Given a matrix $A\in \Bbb F^{n\times n}$, we find its characteristic polynomial and so its eigenvalues.
So by continuing to find corresponding eigenvectors of an eigenvalue $λ$, we discover that it corresponds only to the zero vector.
So now we should stop calling it an eigenvalue?
It will not happen. If $\lambda $ is a root of the characteristic polynomial, then $\det (A-\lambda I)=0$. This tells you that $A-\lambda I $ is not invertible, and so it cannot be injective: an eigenvector has to exist.

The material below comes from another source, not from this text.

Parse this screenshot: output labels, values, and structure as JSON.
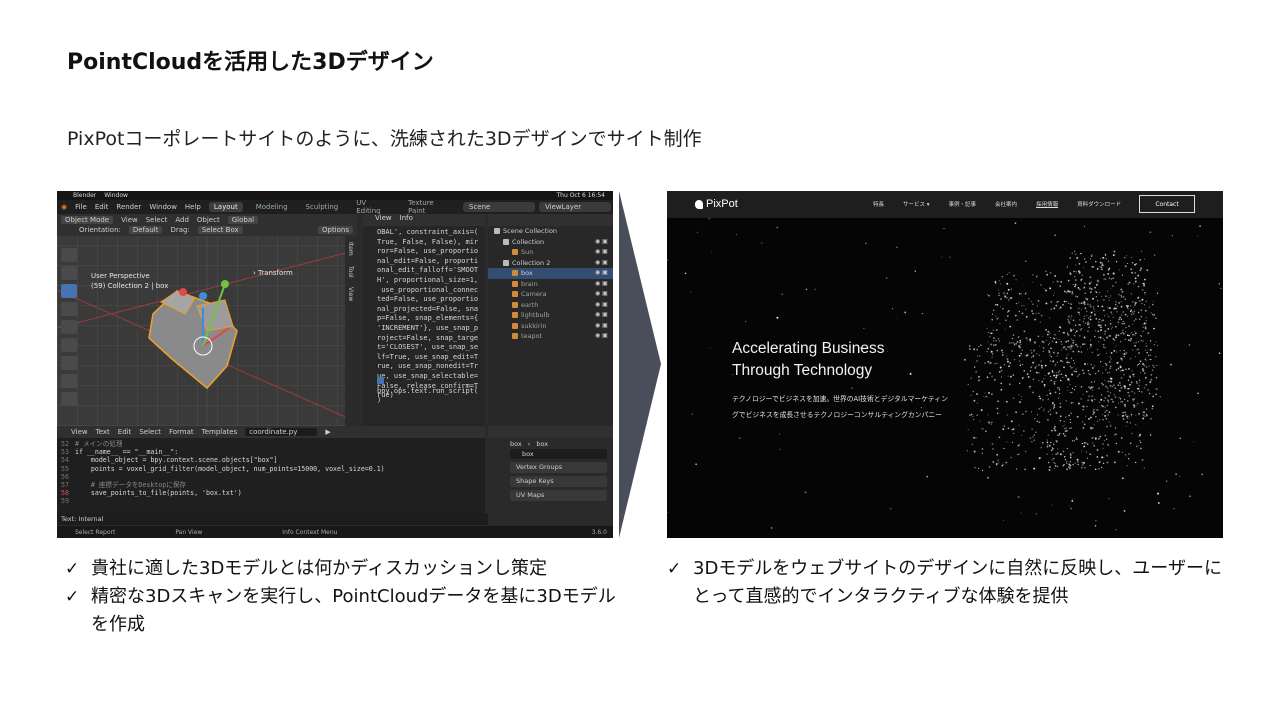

As I explained before, if it is a root of the characteristic polynomial, then there exists an eigenvector; it does not matter if you can find it or not. However, if you can prove that there is no eigenvector, then it cannot be a root of characteristic polynomial.
To elevate the confusion, let me hint at a proof.
Suppose $\lambda$ is a root of $\det(A- x I)$. This means that the matrix $(A - \lambda I)$ is not invertible (because a matrix is invertible iff its determinant is non-zero).
Now is a matrix $B$ is non-invertible, there exists a non-zero vector $X$ such that $BX = 0$. Can you prove this?
Now, since $(A - \lambda I)$ is not invertible, there exists a non-zero $X$ such that $(A-\lambda I)X = 0 \implies AX = \lambda X$ whence $X$ is an eigenvector for $\lambda$.